Таким изображен орловский «высший свет» в романе Марко Вовчка «Живая душа». Писательница наделила героиню романа Машу, сироту, живущую у богатой родственницы, светской дамы из города N, теми же мыслями, какие мучили когда-то Машу Вилинскую, заставила пережить те же разочарования, какие пережила она сама, очутившись в этом «блестящем окружении». Автобиографичность романа подтверждают современники, в частности бывшая Машина воспитанница Катя — Екатерина Михайловна Мардовина. Впоследствии она ушла от родителей, стала преподавательницей в институте слепых и в 1881 году обратилась к И. С. Тургеневу с просьбой разрешить прислать ему рассказ с описанием злоупотреблений институтского начальства и отчаянного положения слепых детей. В ее письме есть такие строки: «Видавши меня на какие-нибудь полчаса, Вы бы поняли и цель моего рассказа да и всю жизнь мою. Если Вы читали «Живую душу» Марко Вовчок, это описана вся наша семья, и девочка Катя, описанная там — это я, Маша — двоюродная моя сестра, но я ее в эти двадцать пять лет видела два раза мельком»{3}.
На первых порах Маше казалось, что словопрения ведутся всерьез, а потом, когда она поняла, что никто из собеседников не поступился бы ради высокой цели своим благополучием, «ей стали вдруг несносны разговоры эти о добре и правде, о силе характера и назначении человека», опостылели «белорукие, кормленые господа с приятными манерами», их «красноречивые разговоры, увлекательные проповеди», их салонное фарисейство, вопиющий разрыв между красивым словом и ничтожным делом… Грошовая филантропия — самое большее, на что они были способны!
«То, на что у нас сбираются только в будущем, мне кажется, может быть теперь, в настоящем…» — говорит героиня «Живой души», повторяя мысли, владевшие в ту пору Машей Вилинской.
Был в Орле еще один кружок — молодых людей из дворянской интеллигенции, искренне преданных, в меру своего уразумения, народным интересам. Входили в него старшие из шести братьев Якушкиных, ссыльный украинский этнограф А. В. Маркович: даровитый литератор М. А. Стахович, будущий журналист И. В. Павлов, историк Т. Н. Грановский, приезжавший к родителям в Орел, Н. К. Рутцен и другие.

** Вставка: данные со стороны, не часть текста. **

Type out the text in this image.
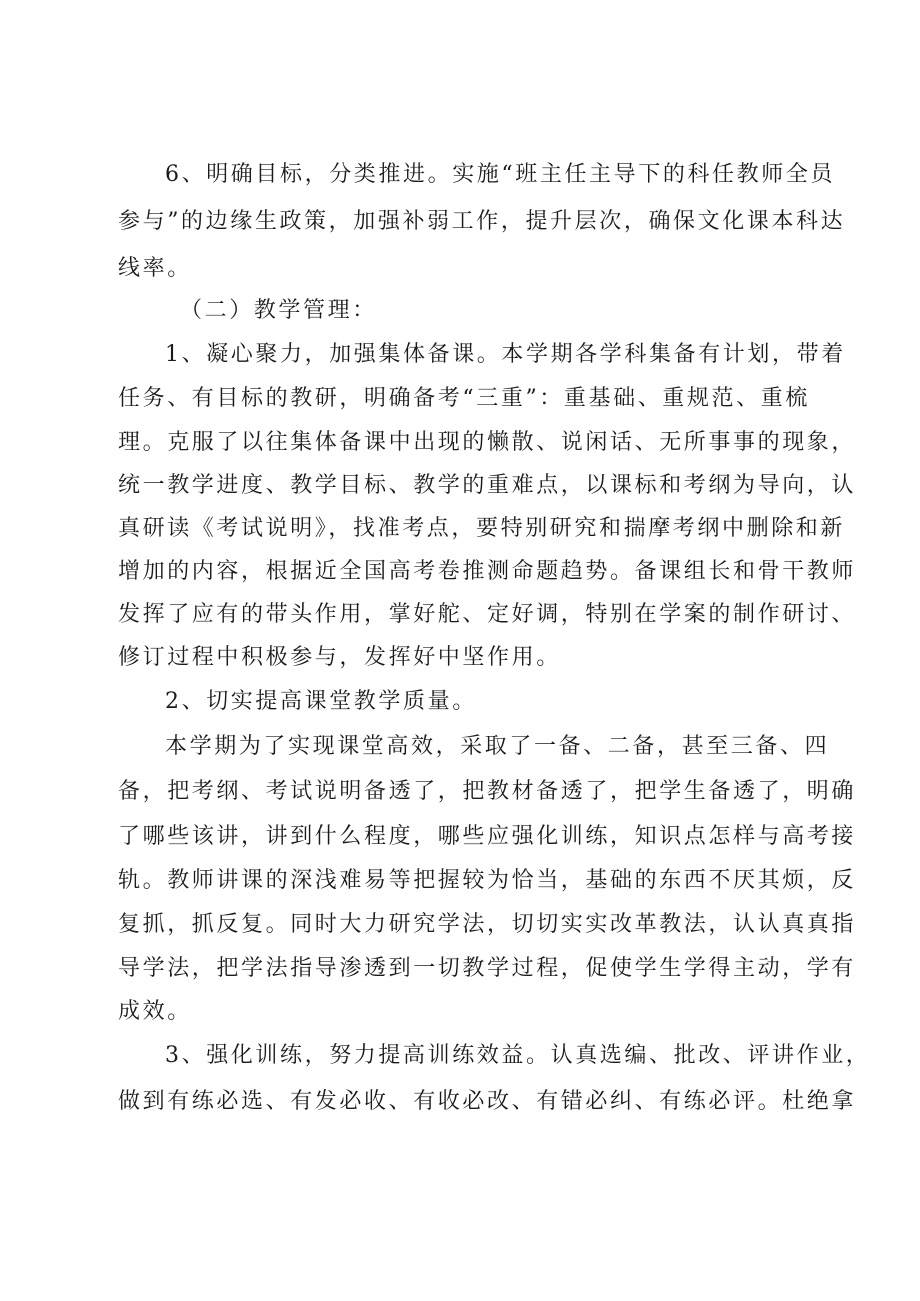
6、明确目标，分类推进。实施“班主任主导下的科任教师全员
参与”的边缘生政策，加强补弱工作，提升层次，确保文化课本科达
线率。
（二）教学管理：
1、凝心聚力，加强集体备课。本学期各学科集备有计划，带着
任务、有目标的教研，明确备考“三重”：重基础、重规范、重梳
理。克服了以往集体备课中出现的懒散、说闲话、无所事事的现象，
统一教学进度、教学目标、教学的重难点，以课标和考纲为导向，认
真研读《考试说明》，找准考点，要特别研究和揣摩考纲中删除和新
增加的内容，根据近全国高考卷推测命题趋势。备课组长和骨干教师
发挥了应有的带头作用，掌好舵、定好调，特别在学案的制作研讨、
修订过程中积极参与，发挥好中坚作用。
2、切实提高课堂教学质量。
本学期为了实现课堂高效，采取了一备、二备，甚至三备、四
备，把考纲、考试说明备透了，把教材备透了，把学生备透了，明确
了哪些该讲，讲到什么程度，哪些应强化训练，知识点怎样与高考接
轨。教师讲课的深浅难易等把握较为恰当，基础的东西不厌其烦，反
复抓，抓反复。同时大力研究学法，切切实实改革教法，认认真真指
导学法，把学法指导渗透到一切教学过程，促使学生学得主动，学有
成效。
3、强化训练，努力提高训练效益。认真选编、批改、评讲作业，
做到有练必选、有发必收、有收必改、有错必纠、有练必评。杜绝拿
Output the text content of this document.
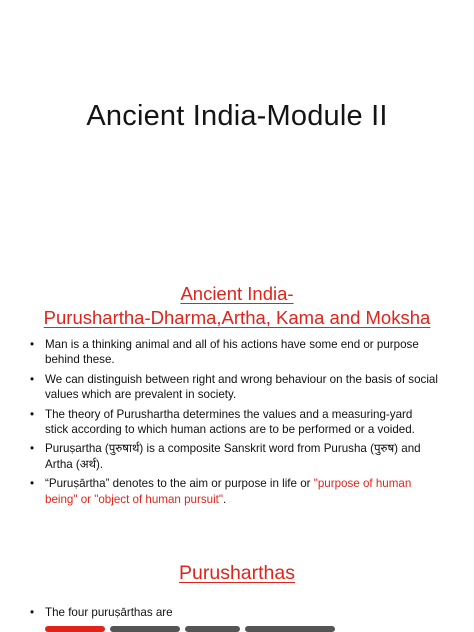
Ancient India-Module II
Ancient India-
Purushartha-Dharma,Artha, Kama and Moksha
• Man is a thinking animal and all of his actions have some end or purpose behind these.
• We can distinguish between right and wrong behaviour on the basis of social values which are prevalent in society.
• The theory of Purushartha determines the values and a measuring-yard stick according to which human actions are to be performed or a voided.
• Puruṣartha (पुरुषार्थ) is a composite Sanskrit word from Purusha (पुरुष) and Artha (अर्थ).
• “Puruṣārtha” denotes to the aim or purpose in life or "purpose of human being" or "object of human pursuit".
Purusharthas
• The four puruṣārthas are
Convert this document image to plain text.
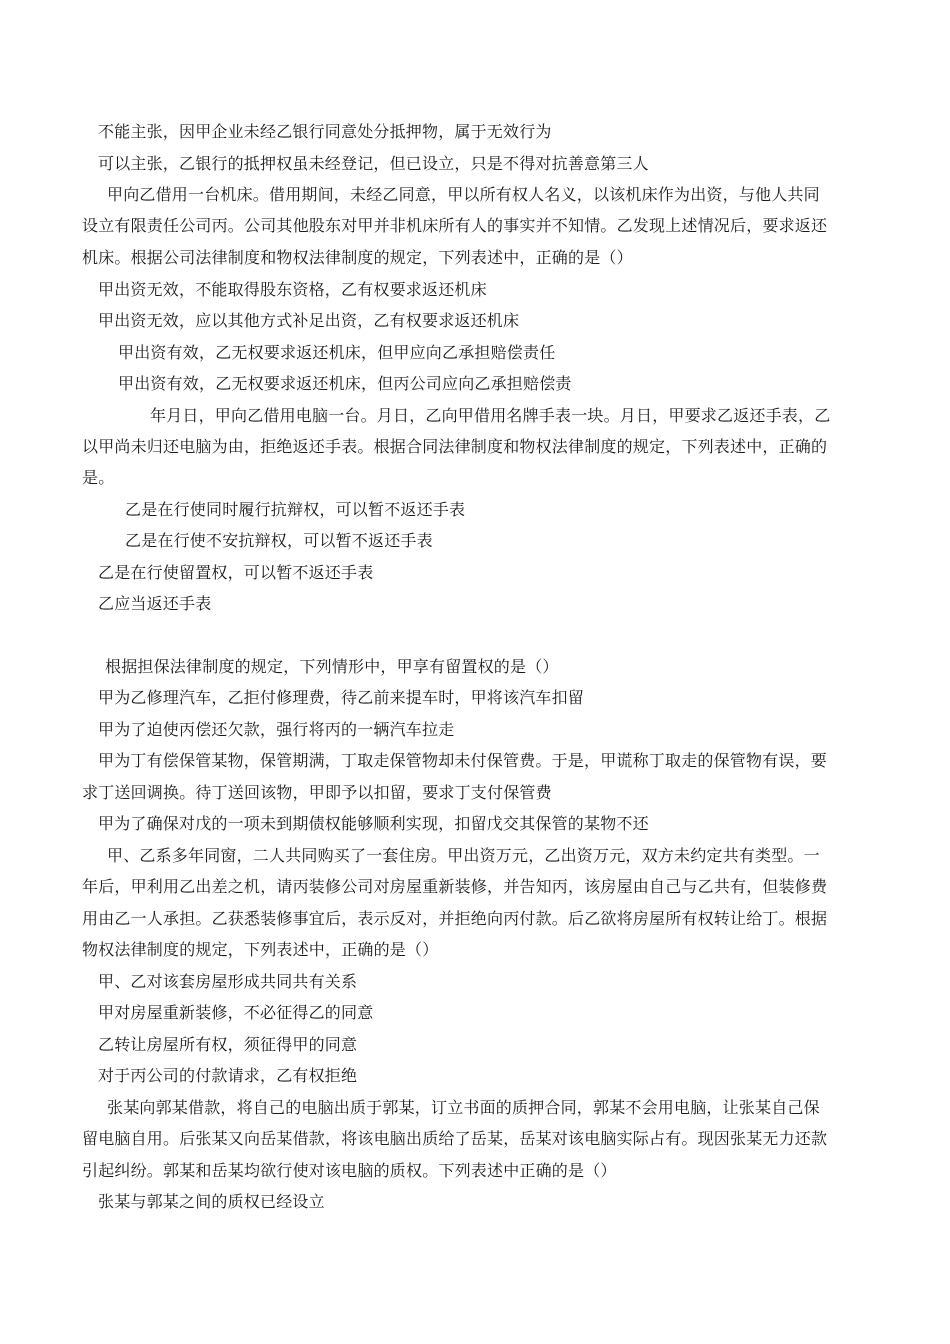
不能主张，因甲企业未经乙银行同意处分抵押物，属于无效行为
可以主张，乙银行的抵押权虽未经登记，但已设立，只是不得对抗善意第三人
甲向乙借用一台机床。借用期间，未经乙同意，甲以所有权人名义，以该机床作为出资，与他人共同
设立有限责任公司丙。公司其他股东对甲并非机床所有人的事实并不知情。乙发现上述情况后，要求返还
机床。根据公司法律制度和物权法律制度的规定，下列表述中，正确的是（）
甲出资无效，不能取得股东资格，乙有权要求返还机床
甲出资无效，应以其他方式补足出资，乙有权要求返还机床
甲出资有效，乙无权要求返还机床，但甲应向乙承担赔偿责任
甲出资有效，乙无权要求返还机床，但丙公司应向乙承担赔偿责
年月日，甲向乙借用电脑一台。月日，乙向甲借用名牌手表一块。月日，甲要求乙返还手表，乙
以甲尚未归还电脑为由，拒绝返还手表。根据合同法律制度和物权法律制度的规定，下列表述中，正确的
是。
乙是在行使同时履行抗辩权，可以暂不返还手表
乙是在行使不安抗辩权，可以暂不返还手表
乙是在行使留置权，可以暂不返还手表
乙应当返还手表
根据担保法律制度的规定，下列情形中，甲享有留置权的是（）
甲为乙修理汽车，乙拒付修理费，待乙前来提车时，甲将该汽车扣留
甲为了迫使丙偿还欠款，强行将丙的一辆汽车拉走
甲为丁有偿保管某物，保管期满，丁取走保管物却未付保管费。于是，甲谎称丁取走的保管物有误，要
求丁送回调换。待丁送回该物，甲即予以扣留，要求丁支付保管费
甲为了确保对戊的一项未到期债权能够顺利实现，扣留戊交其保管的某物不还
甲、乙系多年同窗，二人共同购买了一套住房。甲出资万元，乙出资万元，双方未约定共有类型。一
年后，甲利用乙出差之机，请丙装修公司对房屋重新装修，并告知丙，该房屋由自己与乙共有，但装修费
用由乙一人承担。乙获悉装修事宜后，表示反对，并拒绝向丙付款。后乙欲将房屋所有权转让给丁。根据
物权法律制度的规定，下列表述中，正确的是（）
甲、乙对该套房屋形成共同共有关系
甲对房屋重新装修，不必征得乙的同意
乙转让房屋所有权，须征得甲的同意
对于丙公司的付款请求，乙有权拒绝
张某向郭某借款，将自己的电脑出质于郭某，订立书面的质押合同，郭某不会用电脑，让张某自己保
留电脑自用。后张某又向岳某借款，将该电脑出质给了岳某，岳某对该电脑实际占有。现因张某无力还款
引起纠纷。郭某和岳某均欲行使对该电脑的质权。下列表述中正确的是（）
张某与郭某之间的质权已经设立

Собирались в доме Якушкиных, где бывал иногда и П. В. Киреевский. Участники этого кружка горячо и серьезно обсуждали положение крепостного крестьянства, вели литературные споры и нередко слушали украинские песни в прекрасном исполнении А. В. Марковича. Проводили они вечера и в салоне Мардовиной, хотя некоторые из этих личностей Екатерине Петровне были совсем не по душе.
Очень странное впечатление производил, например, Павел Иванович Якушкин. В кумачовой рубахе и смазных саповах, распространявших невыносимый запах дегтя, обросший бородой, нечесаный, с торчащими во все стороны вихрами, в железных очках, которые только и отличали его от мужика, он и внешностью и манерами резко выделялся среди посетителей салона. Словно желая досадить щепетильной хозяйке, он оставлял на вощеном паркете следы от грязных сапог и пугал ее любимых собачек, с визгом разбегавшихся при приближении этого «моветонного господина».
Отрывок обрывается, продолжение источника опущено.